The iBot and the Rust Bucket: An Interview with WALL•E Designer Jay Shuster
Strike: And back in Detroit you were working as a car designer.
Shuster: Not actually a car designer. I made it to a few internships doing car interiors. I never made it to the Big Three. I... didn't want to do it.
Strike: Your heart was someplace else.
Shuster: I felt like I might get too comfortable. Because my dad had done it, why should I? I just had the space thing in me, I just had to get that out.
Strike: You must've had a whole stack of designs, fantasy drawings.
Shuster: In school, rather than design the TV, the "this or that" they wanted, I was always doing storyboards, crazy sci-fi scenarios, anything that didn't apply to the project at hand. But thankfully they let me do that.
Strike: WALL•E and EVE are the alpha and omega of design -- mechanical and clunky vs. sleek and electronic. In fact, she looks a lot like an Apple product, like an iPod. Andrew Stanton [WALL•E's director] mentioned someone came in from Apple during production.
Shuster: Jonathan Ive [Apple's SVP of Industrial Design] came in and sat with us for an hour and went over design futures. I definitely related with him on many levels, coming from the same field.
It was a lot of exercise designing both WALL•E and EVE at the same time, a lot of work jumping back and forth between those two modes: very streamlined, sexy, floating parts, [then] back to this rust bucket.
Strike: After my first look at WALL•E, the robot from Short Circuit crossed my mind.

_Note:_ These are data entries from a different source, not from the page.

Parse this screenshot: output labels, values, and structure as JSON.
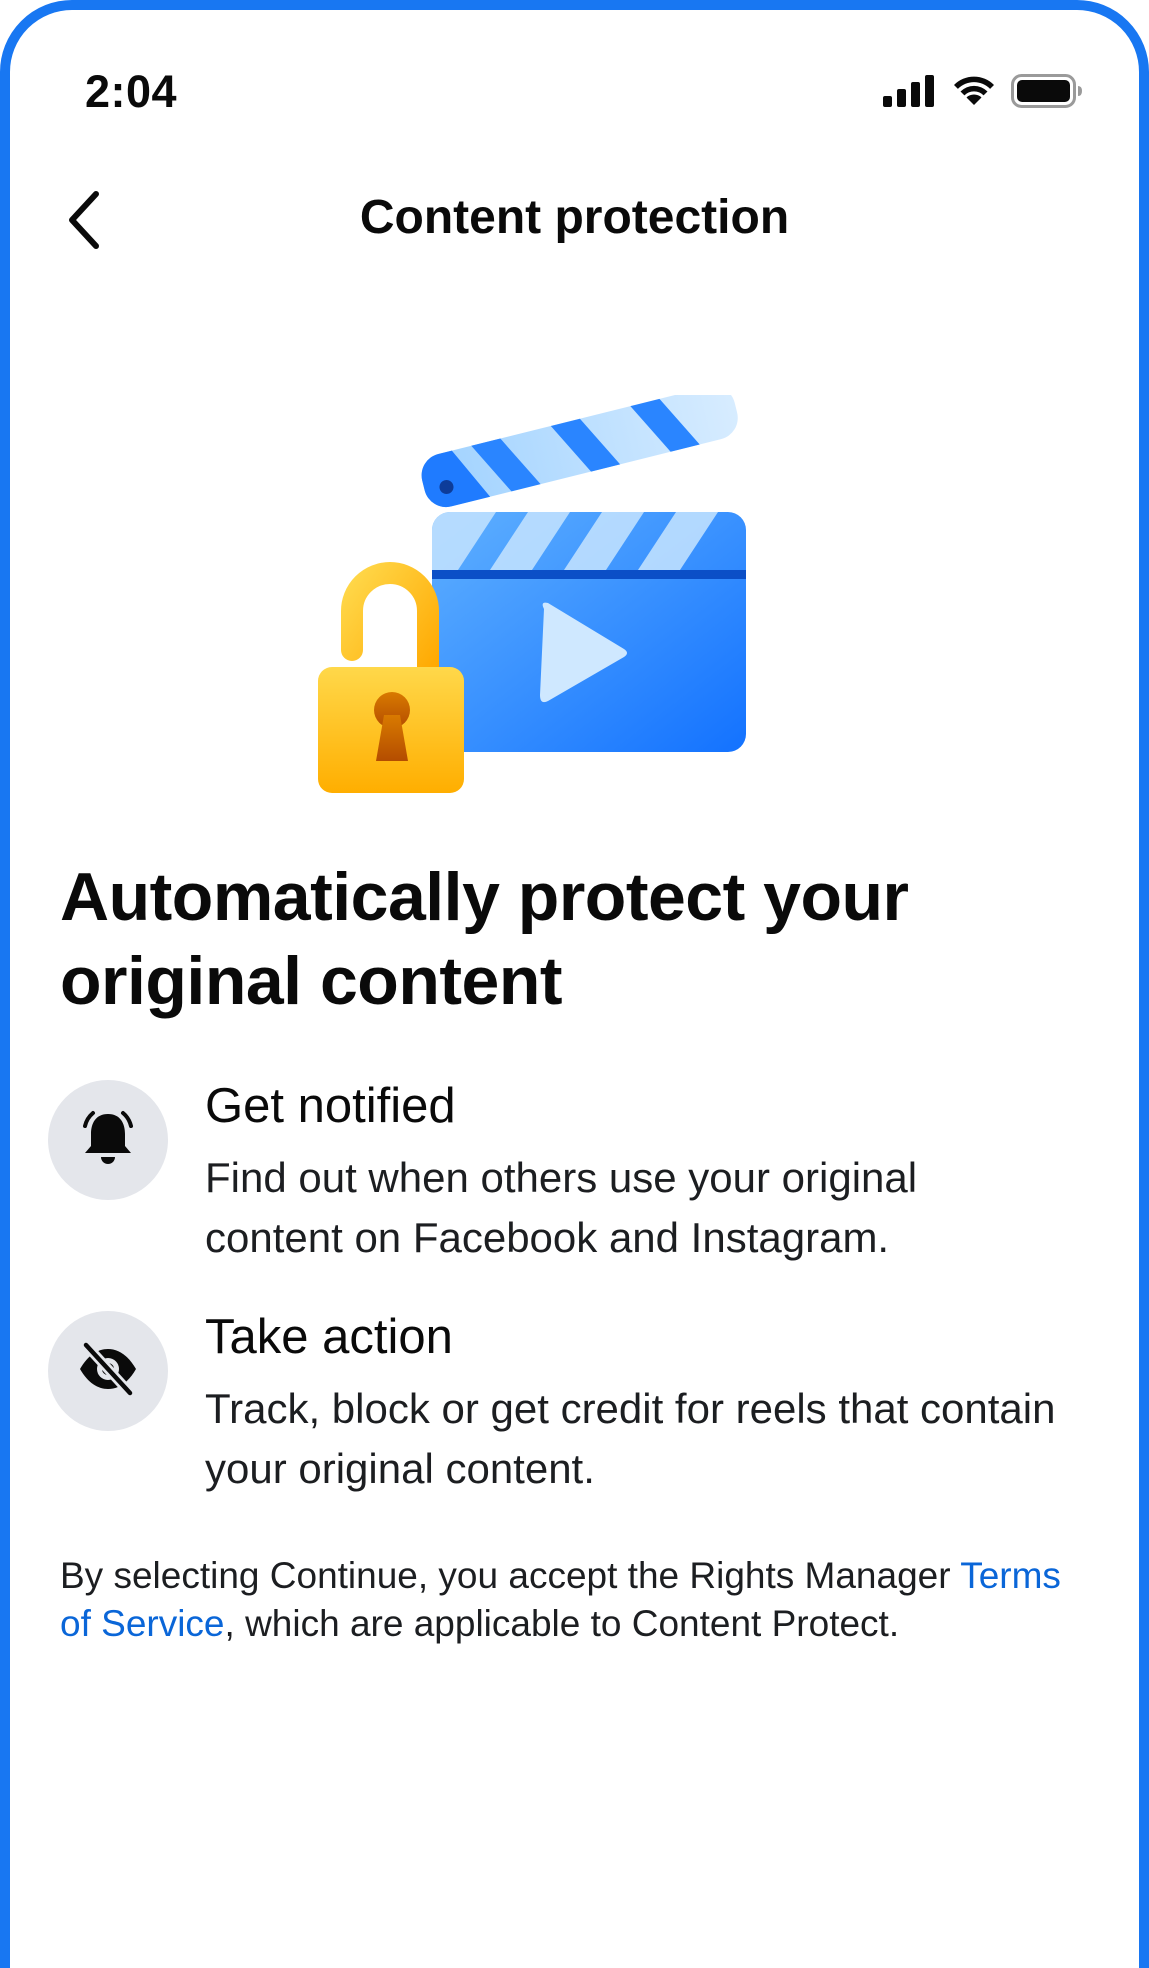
{
  "status_bar": {
    "time": "2:04",
    "icons": [
      "cellular-signal-icon",
      "wifi-icon",
      "battery-icon"
    ]
  },
  "header": {
    "back_icon": "chevron-left-icon",
    "title": "Content protection"
  },
  "hero": {
    "illustration": "clapperboard-with-open-padlock"
  },
  "headline": "Automatically protect your original content",
  "features": [
    {
      "icon": "bell-icon",
      "title": "Get notified",
      "description": "Find out when others use your original content on Facebook and Instagram."
    },
    {
      "icon": "eye-slash-icon",
      "title": "Take action",
      "description": "Track, block or get credit for reels that contain your original content."
    }
  ],
  "legal": {
    "prefix": "By selecting Continue, you accept the Rights Manager ",
    "link_text": "Terms of Service",
    "suffix": ", which are applicable to Content Protect."
  },
  "colors": {
    "frame": "#1877f2",
    "link": "#0a66d8",
    "icon_circle": "#e4e6eb"
  }
}
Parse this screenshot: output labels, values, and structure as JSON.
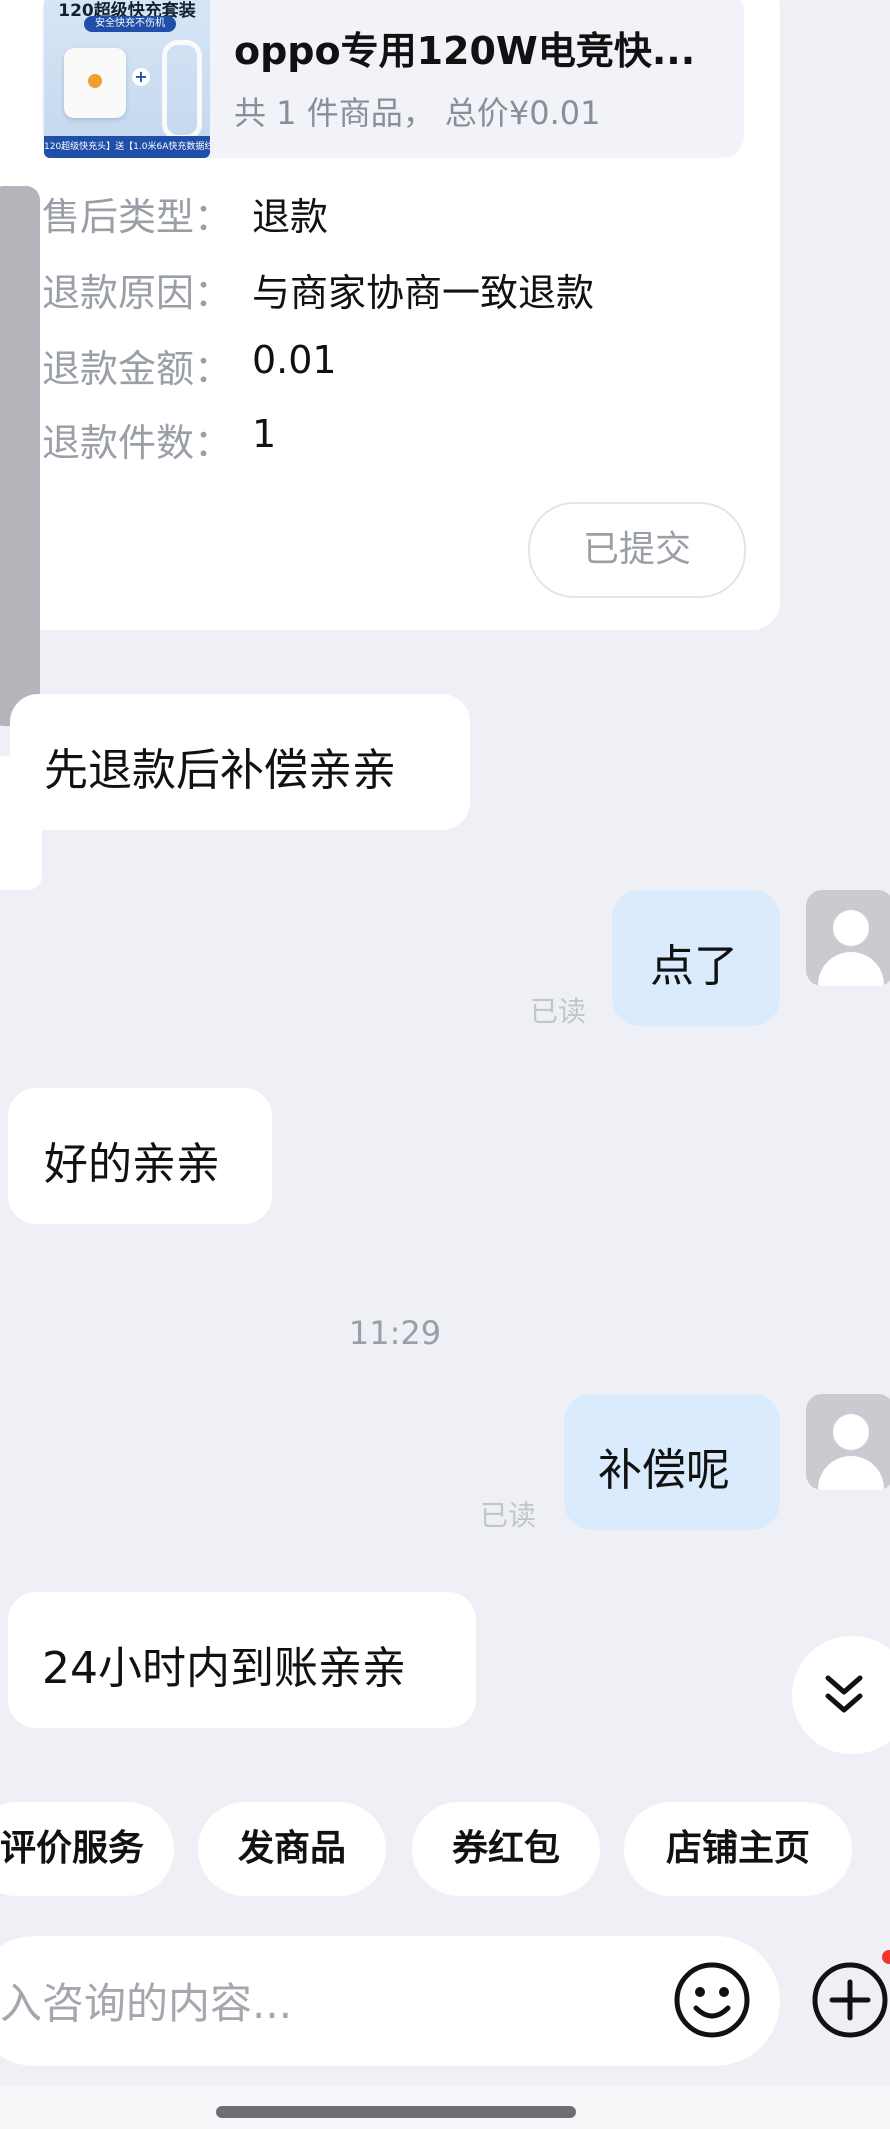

Shuster: Ohh... [Shuster gives a slightly exaggerated laugh.]
Strike: Has that come up before? There's really not much resemblance beyond both having binocular eyes for stereo vision. Did anybody else say that early on?
Shuster: Oh, yeah. In fact, a lot of people here looking over my shoulder at the initial designs were, "oh, you've seen Short Circuit." Well, no, actually I never have.
Strike: You're lucky.
Shuster: I've heard that too. Also, reading [about the supposed resemblance] on online chat boards, things like that does tend to get me a little riled. In fact I did pull [the Short Circuit robot's] silhouette off the web and did a little comparison study for myself. They're nothing like each other. I'm preparing myself for a lot of that kind of comparison, but wow -- it's completely baseless.
Strike: Did you do any other design work on the movie?
Shuster: I designed the exterior of the Axiom, the luxury spaceliner. The hardest thing about that design was keeping the scale in check of how huge it was. This was supposed to be carrying hundreds of thousands of passengers, layers upon layers of service tunnels for robots to travel through. It was really more a kind of an architectural exploit, making sure the thing still had a human scale to it, even when we were a quarter-mile away.
Actually Dan Holland here in the art department did the initial studies for the Axiom -- he kind of established the bones of the ship. I came in late in the project after wrapping up EVE and WALL•E and basically put a skin on the ship.
We were working very closely with Andrew at the time because there were a lot of critical areas on the ship that we had to fly into. We wanted very simple forms, so you could identify exactly where we were at the time just by identifying the shape of the ship.
Strike: You weren't much involved in the interior?